Rather than sales or total resources, this statistic is used to
determine an organization's size. If the company is providing a
benefit to its customers, its market valuation will increase. The
amount of the organization's compensation that is returned to
investors as profit is known as get back to investors. The
genuine benefit that the business is eliminating for the client's
esteem is this share profit. The more fruitful the organization, the
more benefit is returned to the organization's investors.
2. Is return on sales or return on equity a better basis on which to
compare the performance of the companies listed?
Return on Equity (ROE) is a superior foundation of correlation of
the businesses' recorded presentation. The pre-charge
advantage expressed as a percentage of total deals is known as
return on deals. This avoids various charges in relation to the
circumstance and creates an erroneous sense of return. The
Return on Equity (ROE) is the total gain expressed as a
percentage of the year-end investor's value. This enables the
correlation to occur with the organization's true benefits.
3. Several companies are highly profitable yet delivered very low
returns to their shareholders during 2017. How is this possible?
It is feasible to be extremely beneficial yet causing undesirable
investor re-visitation. If the company needs to reinvest its capital
gains, this may have an impact on the final output to the
investors.
3. With regard to Strategy Capsule 2.2, what additional data would
you seek and what additional analysis would you undertake to
investigate further the reasons for UPS's superior profitability to
FedEx?
Every generation assumes that easier access is a better indicator of
what the world has to offer in terms of true value. There are more items
and administrations, more data and considerations, and more people
and places. FedEx was the source of that desire. UPS is the world's
largest package delivery organization and a pioneer in production
network management, with a wide range of options for synchronizing
the movement of goods, information, and resources. UPS, based in
Atlanta, services more than 200 nations and regions throughout the
world and operates the world's largest establishment carrying network.

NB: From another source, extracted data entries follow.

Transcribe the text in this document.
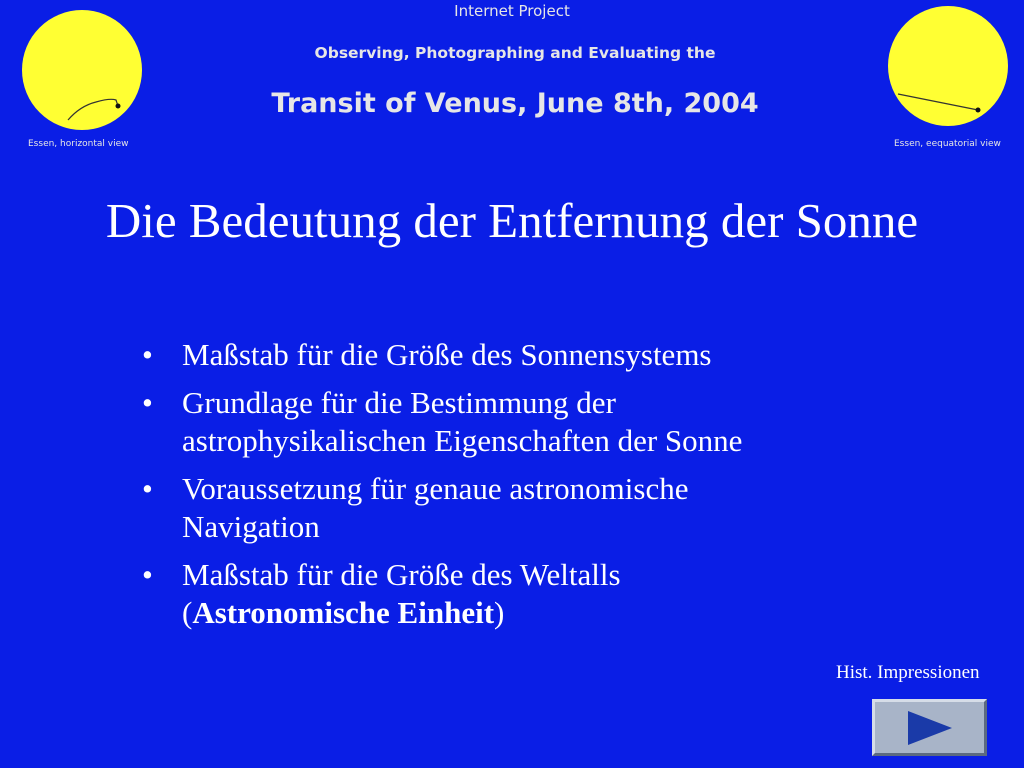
Internet Project
Observing, Photographing and Evaluating the
Transit of Venus, June 8th, 2004
Essen, horizontal view	Essen, eequatorial view
Die Bedeutung der Entfernung der Sonne
• Maßstab für die Größe des Sonnensystems
• Grundlage für die Bestimmung der
astrophysikalischen Eigenschaften der Sonne
• Voraussetzung für genaue astronomische
Navigation
• Maßstab für die Größe des Weltalls
(Astronomische Einheit)
Hist. Impressionen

4. The CEO of a chain of pizza restaurants wishes to initiate a
program of CSR to be funded by a 5% levy on the company's
operating profit. The board of directors, fearing a negative
shareholder reaction, is opposed to the plan. What arguments
might the CEO use to persuade the board that CSR might be in
the interests of shareholders, and what types of CSR initiatives
might the program include to ensure that this was the case?
Corporate social responsibilities play a substantial role in influencing
customers' practices and perspectives in organizations, as they have a
higher level of client retention as a result of better items and
administrations. Great administrations build up the trust of clients, who
are essentially the organization's investors who help with direction to a
large extent. Clients are also obligated to refer other clients to the
organization, resulting in the mentioned clients' faith in the business.
Client and investor satisfaction is enhanced by corporate social
responsibilities, since they are assured of the greatest administrations
or products. There are various types of CSR campaigns that can be
used to ensure that they have a significant impact on the firm. They
include: Ethical Corporate Practices and The concept of social
responsibility focuses on ensuring that all clients and investors are
treated equally.
5. Nike, a supplier of sports footwear and apparel, is interested in
the idea that it could increase its stock market value by creating
options for itself. What actions might Nike take that might
generate option value?
Nike should accept new innovations and fabricate developments to
interface more with clients by ruling their assets in order to stimulate
optimal value. Nike may conceive of a way to aid the entire society by
employing repurposed natural materials in their products. Bringing in
things that are environmentally friendly can increase their value.
Moreover by utilizing sustainable types of energy like geothermal, wind
or daylight powered energy to modernize protection of the climate.